Sometimes, walking the streets, it's hard to tell if you're looking at gallery art, graffiti, or advertising. Questions about authenticity, reality, and intention arise. As for the Houston wall, it is playing a transformative role in the Bowery's conversion from Skid Row to intentionally created "art district" to high-end consumer playground--a replay of the Soho Model.
And it just happens that the man who created the Soho Model is also the owner of the Wall.
1983, photo by Martha Cooper
Since perhaps as early as 1984, the Houston wall has belonged to a real estate company called Goldman Properties. Developer of luxury condos and hotels, art philanthropist Tony Goldman donates the wall space for the Deitch murals.
Writes Ocean Drive magazine, "'Visionary' is the word most often used to describe Tony Goldman by those who have worked with him during his 40 years of rejuvenating neighborhoods. 'Tony will take the most barren, uninteresting space and infuse it with a vitality that you just didn’t think was possible.'"
Goldman is credited as a creator of liveable neighborhoods. Haute Living has called him "the founder of New York’s Soho... He was a pioneer into the area, snatching up properties as quickly as he could...renovating and turning them into lofts, the living style of the future."
Here's the Goldman guide to Neighborhood Building 101. Simply put: "Control the street life" and "effectuate what the vibe is going to be."
1990: photo by Verplanck
The New York Times this week featured Goldman and his move into Miami's Wynwood neighborhood, which appealed to him because, he said, “It had an urban grit that was ready to be discovered and articulated.”
The Wynwood street artists who came before Goldman aren't entirely happy about the project. Wrote The Biscayne Times, "The murals at 'Wynwood Walls' are not graffiti. They are paintings, and Goldman has hired 24-hour security to make sure no one defaces them. As [artist] BooksIIII points out: 'Look, they’ve got tended grass and lighting and whatnot. Our stuff is still unpoliced; It’s just out there on the street.'"

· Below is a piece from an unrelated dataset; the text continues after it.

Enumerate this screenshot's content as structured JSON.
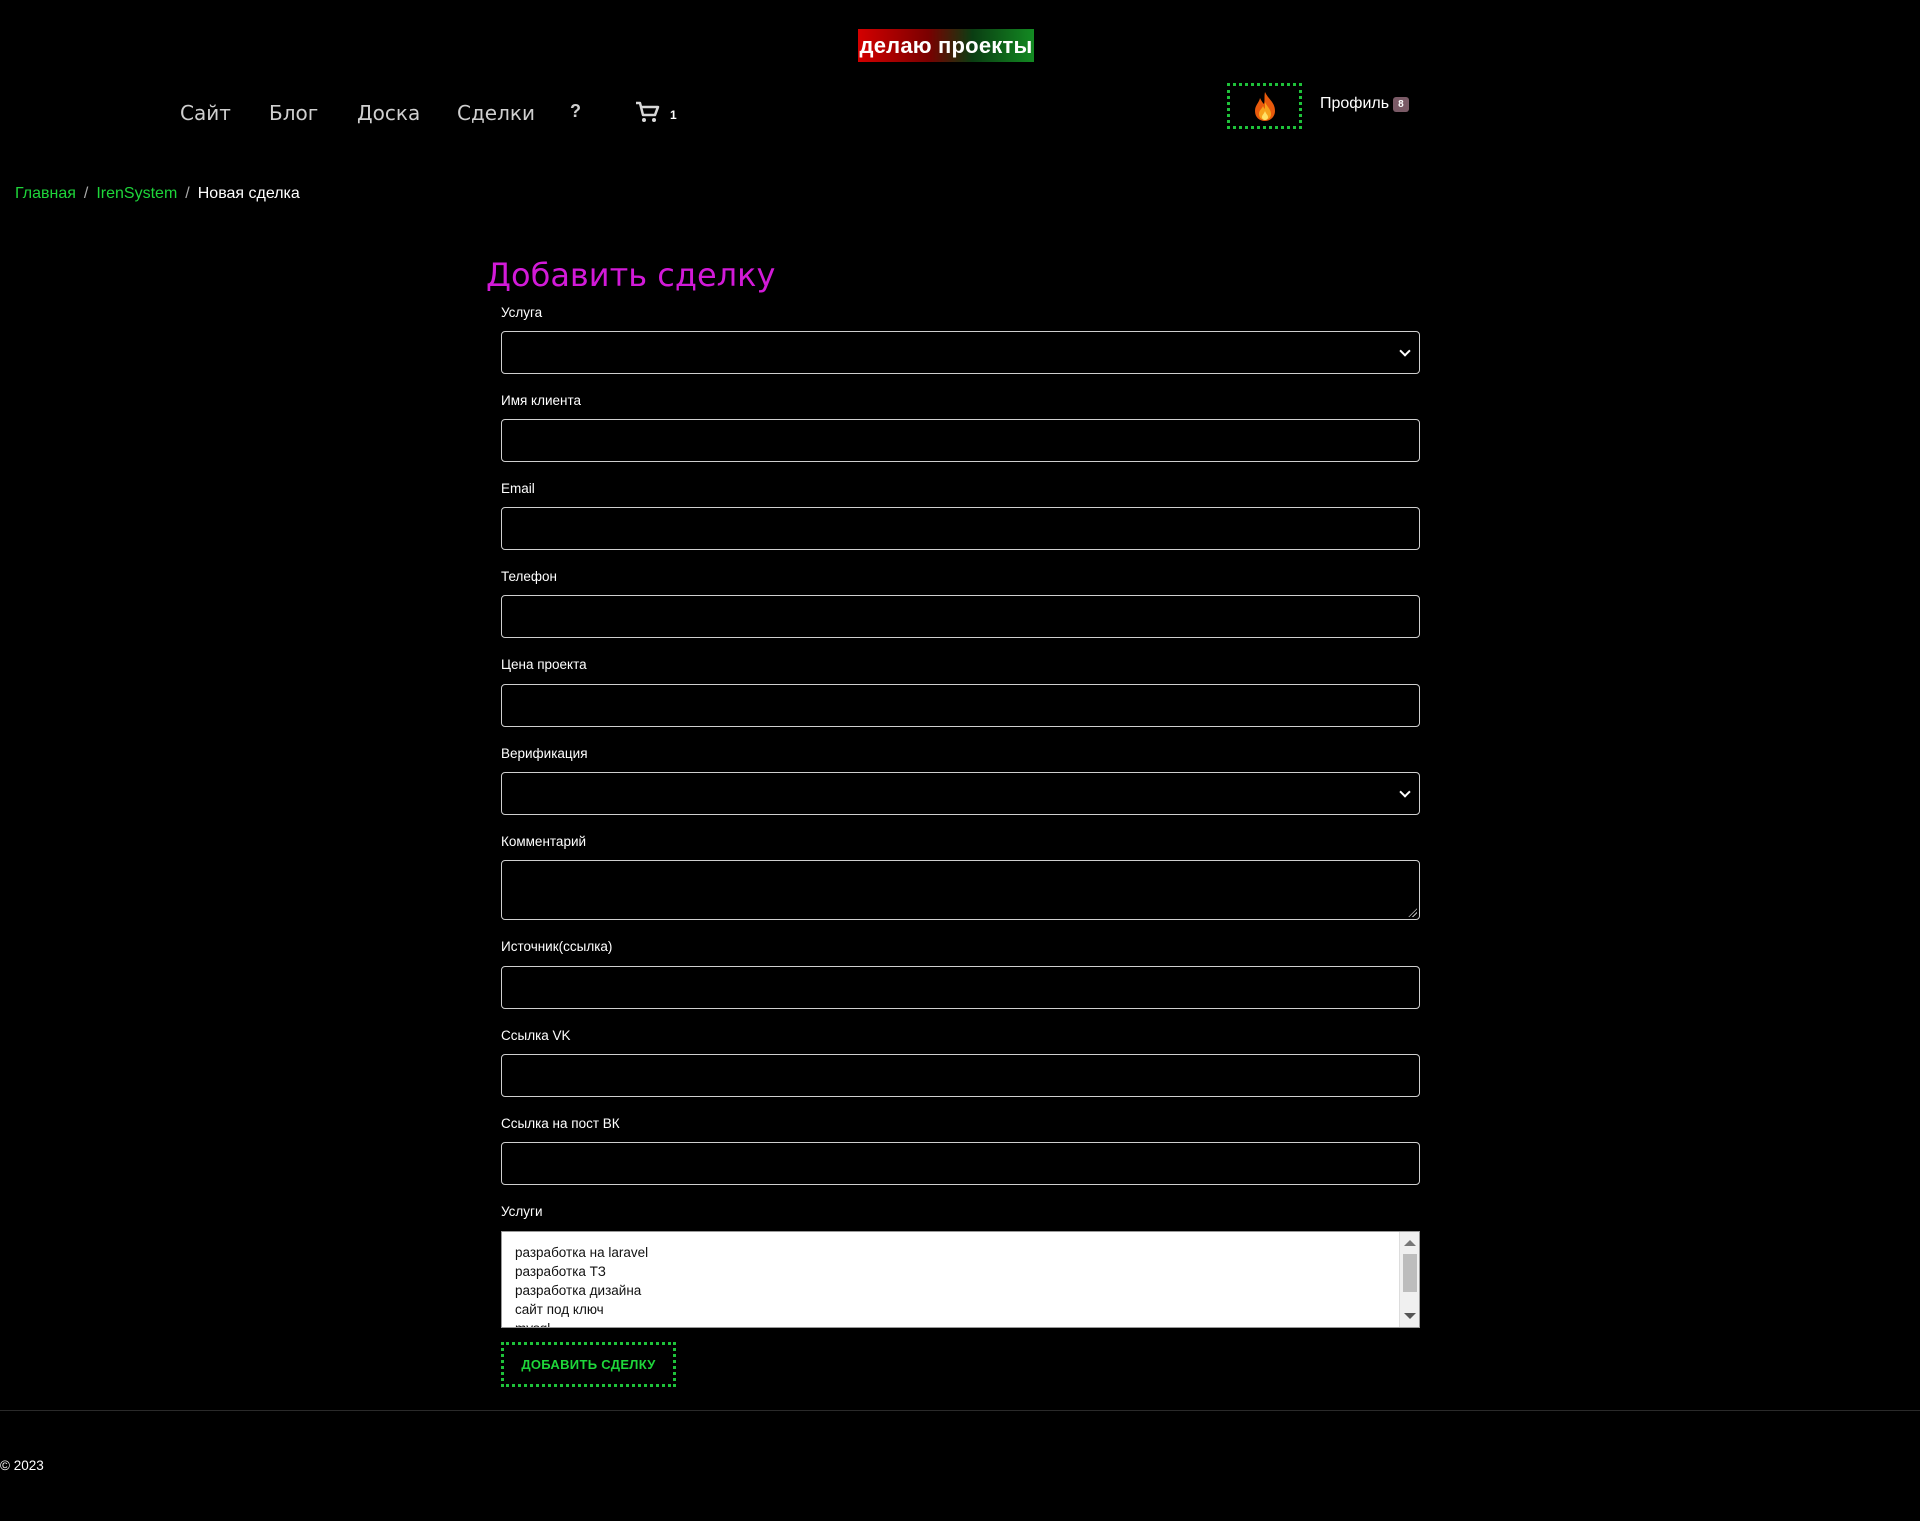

Wynwood has also been known as "Little San Juan" since the 1950s, and Goldman, according to the New York Times, believes the Puerto Rican population there won't be displaced by his plans. But we all know how Soho-ification goes.
2006 photo, OtherThings
For years, until Goldman and Deitch's Haring recreation, the Wall was, as Luna Park says, "a highly contentious graf spot." Often (but not always) illegally, they painted over each other without the interference or direction of mastermind gentrificationists or urban Svengalis. It was, by and large, an organic thing. It just happened--unlike hyper-gentrification, which doesn't just happen, but is carefully plotted, orchestrated by the powerful and the patient.
2006, legal Jace mural, from Razor Apple
The Fairey show signals the end to Deitch Projects and I wonder what will happen to this wall, once it has outworn its use. Will it be sold? Torn down? Or will it be permitted to fall back into the hands of renegades?
If there are any left in the neighborhood.